For the function \(f(x) = \frac{\ln(x)}{x}\), both \(\lim_{x \to \infty}\) and \(\lim_{x \to 0^{+}}\) times initially result in indeterminate forms. Applying L'Hôpital's Rule involves:

• Differentiating the numerator to get \(\frac{1}{x}\).
• Differentiating the denominator, which remains 1.

This transforms the limit to \(\lim_{x \to \infty} \frac{1/x}{1} = \lim_{x \to \infty} \frac{1}{x} = 0\) for \(x \to \infty\), indicating a horizontal asymptote at \(y=0\). For \(x \to 0^+\), it becomes \(\lim_{x \to 0^{+}} \frac{1/x}{1} = -\infty\), illustrating the function's behavior towards \(-\infty\). This helps depict how the function behaves at its extremes.

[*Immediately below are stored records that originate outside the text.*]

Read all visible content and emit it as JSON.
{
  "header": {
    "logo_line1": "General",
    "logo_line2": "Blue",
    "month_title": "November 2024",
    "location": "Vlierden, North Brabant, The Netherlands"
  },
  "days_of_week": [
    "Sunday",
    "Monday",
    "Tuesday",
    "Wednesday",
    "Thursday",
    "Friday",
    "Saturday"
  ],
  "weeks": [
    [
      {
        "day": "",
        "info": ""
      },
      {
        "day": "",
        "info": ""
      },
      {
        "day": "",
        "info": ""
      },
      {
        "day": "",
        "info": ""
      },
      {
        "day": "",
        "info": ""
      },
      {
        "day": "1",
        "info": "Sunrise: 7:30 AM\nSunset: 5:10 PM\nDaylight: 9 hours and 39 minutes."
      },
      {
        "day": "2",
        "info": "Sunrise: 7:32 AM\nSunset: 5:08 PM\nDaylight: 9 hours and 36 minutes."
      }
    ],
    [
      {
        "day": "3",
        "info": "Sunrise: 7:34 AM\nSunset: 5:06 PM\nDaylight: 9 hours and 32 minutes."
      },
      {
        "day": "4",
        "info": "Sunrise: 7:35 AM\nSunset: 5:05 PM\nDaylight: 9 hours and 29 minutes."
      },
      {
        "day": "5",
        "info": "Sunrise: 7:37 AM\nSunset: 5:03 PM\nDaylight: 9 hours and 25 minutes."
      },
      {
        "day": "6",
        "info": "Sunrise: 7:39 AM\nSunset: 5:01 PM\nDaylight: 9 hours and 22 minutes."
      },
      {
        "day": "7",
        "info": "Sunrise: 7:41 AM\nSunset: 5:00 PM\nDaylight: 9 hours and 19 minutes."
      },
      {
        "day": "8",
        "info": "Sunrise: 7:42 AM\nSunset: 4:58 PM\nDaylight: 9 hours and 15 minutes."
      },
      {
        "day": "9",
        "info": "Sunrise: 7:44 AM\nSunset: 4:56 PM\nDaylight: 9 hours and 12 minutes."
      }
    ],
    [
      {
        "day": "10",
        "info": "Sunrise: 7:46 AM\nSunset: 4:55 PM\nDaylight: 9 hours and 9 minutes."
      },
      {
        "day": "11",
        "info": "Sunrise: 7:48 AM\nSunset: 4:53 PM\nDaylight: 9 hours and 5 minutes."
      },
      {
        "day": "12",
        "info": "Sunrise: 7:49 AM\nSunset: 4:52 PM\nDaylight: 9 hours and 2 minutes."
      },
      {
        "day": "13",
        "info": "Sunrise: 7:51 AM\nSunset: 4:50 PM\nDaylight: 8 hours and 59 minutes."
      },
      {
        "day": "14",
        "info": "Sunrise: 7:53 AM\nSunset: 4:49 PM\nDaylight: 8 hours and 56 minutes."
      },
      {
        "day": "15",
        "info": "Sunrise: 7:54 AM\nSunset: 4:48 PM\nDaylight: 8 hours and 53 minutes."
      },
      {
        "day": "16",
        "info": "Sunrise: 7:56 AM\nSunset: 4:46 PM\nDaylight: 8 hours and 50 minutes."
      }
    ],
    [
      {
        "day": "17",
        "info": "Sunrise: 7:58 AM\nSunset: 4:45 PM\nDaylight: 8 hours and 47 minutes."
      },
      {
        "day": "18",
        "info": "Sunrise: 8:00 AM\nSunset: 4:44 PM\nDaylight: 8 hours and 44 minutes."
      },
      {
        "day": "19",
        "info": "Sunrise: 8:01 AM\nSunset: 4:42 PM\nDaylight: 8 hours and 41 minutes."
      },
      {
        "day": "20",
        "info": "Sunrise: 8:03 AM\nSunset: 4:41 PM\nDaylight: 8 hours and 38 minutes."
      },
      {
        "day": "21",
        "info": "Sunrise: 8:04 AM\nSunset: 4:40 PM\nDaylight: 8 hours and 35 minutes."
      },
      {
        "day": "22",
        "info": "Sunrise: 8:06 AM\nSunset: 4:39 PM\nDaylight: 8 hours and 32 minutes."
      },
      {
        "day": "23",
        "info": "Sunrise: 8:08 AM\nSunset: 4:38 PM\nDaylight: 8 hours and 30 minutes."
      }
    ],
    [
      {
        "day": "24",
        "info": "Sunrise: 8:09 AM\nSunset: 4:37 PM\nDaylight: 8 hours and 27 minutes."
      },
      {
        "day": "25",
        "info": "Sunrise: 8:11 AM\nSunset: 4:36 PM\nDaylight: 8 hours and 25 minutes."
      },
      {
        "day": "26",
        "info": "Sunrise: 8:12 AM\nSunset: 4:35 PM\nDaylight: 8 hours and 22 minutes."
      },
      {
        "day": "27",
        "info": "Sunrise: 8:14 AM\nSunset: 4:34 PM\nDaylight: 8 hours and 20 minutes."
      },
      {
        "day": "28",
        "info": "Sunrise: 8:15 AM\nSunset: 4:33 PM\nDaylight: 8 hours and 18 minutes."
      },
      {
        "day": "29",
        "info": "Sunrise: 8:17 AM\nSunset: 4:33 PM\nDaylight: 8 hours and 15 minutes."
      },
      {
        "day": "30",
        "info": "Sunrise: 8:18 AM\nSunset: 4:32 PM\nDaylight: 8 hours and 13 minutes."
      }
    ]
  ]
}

Derivatives are fundamental in calculus used to analyze the rate of change of a function, uncovering its critical and inflection points.
By taking the first derivative of \(f(x) = \frac{\ln(x)}{x}\), we find \(f'(x) = \frac{1 - \ln(x)}{x^2}\). This function provides critical insights:

• Setting \(f'(x) \) to zero helps to find critical points, indicating where the function could potentially have a local maximum or minimum.
• Solving \(\frac{1 - \ln(x)}{x^2} = 0\), we find \(\ln(x) = 1\), leading to \(x = e\), a critical point.

The second derivative, \(f''(x) = \frac{\ln(x) - 2}{x^3}\), determines the convexity of the function:

• If \(f''(x) > 0\), the function is concave up, suggesting a local minimum.
• If \(f''(x) < 0\), the function is concave down, indicating a local maximum.

At \(x = e\), \(f''(e) < 0\), showing a local maximum. Derivatives effectively outline the function's behavior and shape.

Critical points are where the first derivative of a function is zero or undefined. These points are key to determining local maxima and minima.
For the function \(f(x) = \frac{\ln(x)}{x}\), the critical point is found by setting the first derivative, \(f'(x) = \frac{1 - \ln(x)}{x^2}\), to zero.

• Solve \(1 - \ln(x) = 0\) to find \(x = e\).

At \(x = e\), the function changes direction, making it a significant point for examining the graph's local behavior.
Using the second derivative \(f''(x) = \frac{\ln(x) - 2}{x^3}\), we test whether it's a maximum or minimum:

• \(f''(e) = -\frac{1}{e^3} < 0\), indicating a local maximum at \(x = e\).

Understanding this point helps to sketch or interpret the graph of the function more accurately.

Inflection points are where the concavity of a function changes; they are found by setting the second derivative to zero and solving for \(x\).
For \(f(x) = \frac{\ln(x)}{x}\), the second derivative is \(f''(x) = \frac{\ln(x) - 2}{x^3}\).
By solving \(\frac{\ln(x) - 2}{x^3} = 0\), we obtain:

• \(\ln(x) = 2\).
• Thus, \(x = e^2\).

At \(x = e^2\), \(f''(x)\) changes sign, confirming an inflection point. This point is crucial for sketching the function as it indicates a change in curvature, giving the graph a distinct look.